Since Matrix Composites & Engineering doesn’t have any debt on its balance sheet, it doesn’t have any solvency issues, which is a term used to describe the company’s ability to meet its long-term obligations. But another important aspect of financial health is liquidity: the company’s ability to meet short-term obligations, including payments to suppliers and employees. Looking at MCE’s AU$17m in current liabilities, the company has been able to meet these commitments with a current assets level of AU$32m, leading to a 1.84x current account ratio. For Energy Services companies, this ratio is within a sensible range as there’s enough of a cash buffer without holding too much capital in low return investments.
As a high-growth company, it may be beneficial for MCE to have some financial flexibility, hence zero-debt. This may mean this is an optimal capital structure for the business, given that it is also meeting its short-term commitment. Moving forward, its financial position may be different. Keep in mind I haven’t considered other factors such as how MCE has been performing in the past. You should continue to research Matrix Composites & Engineering to get a better picture of the stock by looking at:
- Future Outlook: What are well-informed industry analysts predicting for MCE’s future growth? Take a look at our free research report of analyst consensus for MCE’s outlook.
- Historical Performance: What has MCE’s returns been like over the past?

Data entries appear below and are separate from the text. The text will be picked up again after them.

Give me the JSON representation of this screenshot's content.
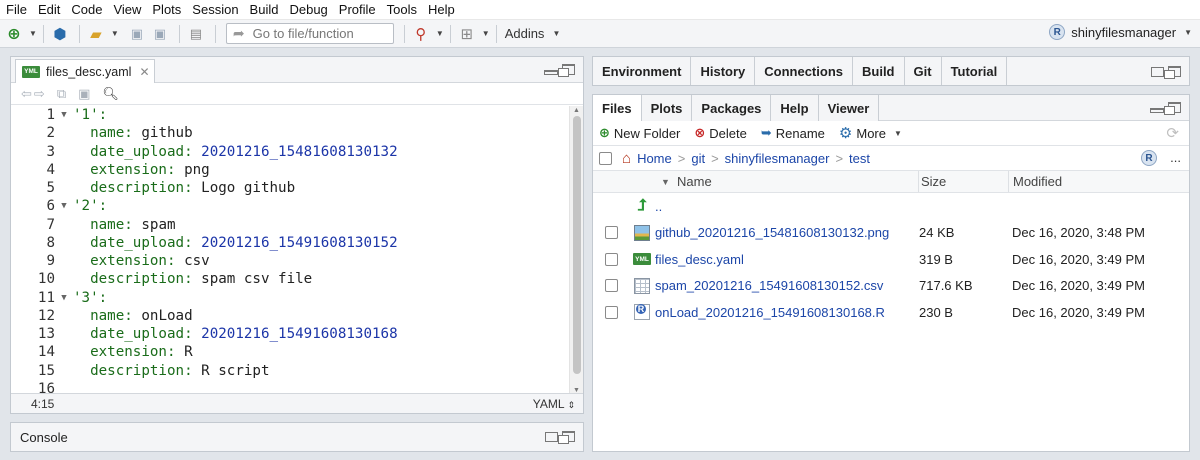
{
  "menu": [
    "File",
    "Edit",
    "Code",
    "View",
    "Plots",
    "Session",
    "Build",
    "Debug",
    "Profile",
    "Tools",
    "Help"
  ],
  "toolbar": {
    "goto_placeholder": "Go to file/function",
    "addins_label": "Addins",
    "project_name": "shinyfilesmanager"
  },
  "editor": {
    "tab_label": "files_desc.yaml",
    "cursor_pos": "4:15",
    "mode": "YAML",
    "lines": [
      {
        "n": "1",
        "fold": "▼",
        "key": "'1'",
        "sep": ":",
        "val": "",
        "indent": ""
      },
      {
        "n": "2",
        "fold": "",
        "key": "name",
        "sep": ": ",
        "val": "github",
        "indent": "  ",
        "valtype": "plain"
      },
      {
        "n": "3",
        "fold": "",
        "key": "date_upload",
        "sep": ": ",
        "val": "20201216_15481608130132",
        "indent": "  ",
        "valtype": "num"
      },
      {
        "n": "4",
        "fold": "",
        "key": "extension",
        "sep": ": ",
        "val": "png",
        "indent": "  ",
        "valtype": "plain"
      },
      {
        "n": "5",
        "fold": "",
        "key": "description",
        "sep": ": ",
        "val": "Logo github",
        "indent": "  ",
        "valtype": "plain"
      },
      {
        "n": "6",
        "fold": "▼",
        "key": "'2'",
        "sep": ":",
        "val": "",
        "indent": ""
      },
      {
        "n": "7",
        "fold": "",
        "key": "name",
        "sep": ": ",
        "val": "spam",
        "indent": "  ",
        "valtype": "plain"
      },
      {
        "n": "8",
        "fold": "",
        "key": "date_upload",
        "sep": ": ",
        "val": "20201216_15491608130152",
        "indent": "  ",
        "valtype": "num"
      },
      {
        "n": "9",
        "fold": "",
        "key": "extension",
        "sep": ": ",
        "val": "csv",
        "indent": "  ",
        "valtype": "plain"
      },
      {
        "n": "10",
        "fold": "",
        "key": "description",
        "sep": ": ",
        "val": "spam csv file",
        "indent": "  ",
        "valtype": "plain"
      },
      {
        "n": "11",
        "fold": "▼",
        "key": "'3'",
        "sep": ":",
        "val": "",
        "indent": ""
      },
      {
        "n": "12",
        "fold": "",
        "key": "name",
        "sep": ": ",
        "val": "onLoad",
        "indent": "  ",
        "valtype": "plain"
      },
      {
        "n": "13",
        "fold": "",
        "key": "date_upload",
        "sep": ": ",
        "val": "20201216_15491608130168",
        "indent": "  ",
        "valtype": "num"
      },
      {
        "n": "14",
        "fold": "",
        "key": "extension",
        "sep": ": ",
        "val": "R",
        "indent": "  ",
        "valtype": "plain"
      },
      {
        "n": "15",
        "fold": "",
        "key": "description",
        "sep": ": ",
        "val": "R script",
        "indent": "  ",
        "valtype": "plain"
      },
      {
        "n": "16",
        "fold": "",
        "key": "",
        "sep": "",
        "val": "",
        "indent": ""
      }
    ]
  },
  "console": {
    "label": "Console"
  },
  "env_tabs": [
    "Environment",
    "History",
    "Connections",
    "Build",
    "Git",
    "Tutorial"
  ],
  "files_tabs": [
    "Files",
    "Plots",
    "Packages",
    "Help",
    "Viewer"
  ],
  "files_toolbar": {
    "new_folder": "New Folder",
    "delete": "Delete",
    "rename": "Rename",
    "more": "More"
  },
  "breadcrumb": [
    "Home",
    "git",
    "shinyfilesmanager",
    "test"
  ],
  "ellipsis": "...",
  "columns": {
    "name": "Name",
    "size": "Size",
    "modified": "Modified"
  },
  "parent_dir": "..",
  "files": [
    {
      "name": "github_20201216_15481608130132.png",
      "size": "24 KB",
      "modified": "Dec 16, 2020, 3:48 PM",
      "icon": "image-file-icon"
    },
    {
      "name": "files_desc.yaml",
      "size": "319 B",
      "modified": "Dec 16, 2020, 3:49 PM",
      "icon": "yaml-file-icon"
    },
    {
      "name": "spam_20201216_15491608130152.csv",
      "size": "717.6 KB",
      "modified": "Dec 16, 2020, 3:49 PM",
      "icon": "csv-file-icon"
    },
    {
      "name": "onLoad_20201216_15491608130168.R",
      "size": "230 B",
      "modified": "Dec 16, 2020, 3:49 PM",
      "icon": "r-file-icon"
    }
  ],
  "colors": {
    "accent_link": "#1c46a8",
    "yaml_key": "#1a6c1a",
    "yaml_number": "#1c35a8",
    "pane_border": "#c3c9d0"
  }
}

Go into more detail in the past track record analysis and take a look at the free visual representations of our analysis for more clarity.
- Other High-Performing Stocks: Are there other stocks that provide better prospects with proven track records? Explore our free list of these great stocks here.
We aim to bring you long-term focused research analysis driven by fundamental data. Note that our analysis may not factor in the latest price-sensitive company announcements or qualitative material.
If you spot an error that warrants correction, please contact the editor at firstname.lastname@example.org. This article by Simply Wall St is general in nature. It does not constitute a recommendation to buy or sell any stock, and does not take account of your objectives, or your financial situation. Simply Wall St has no position in the stocks mentioned. Thank you for reading.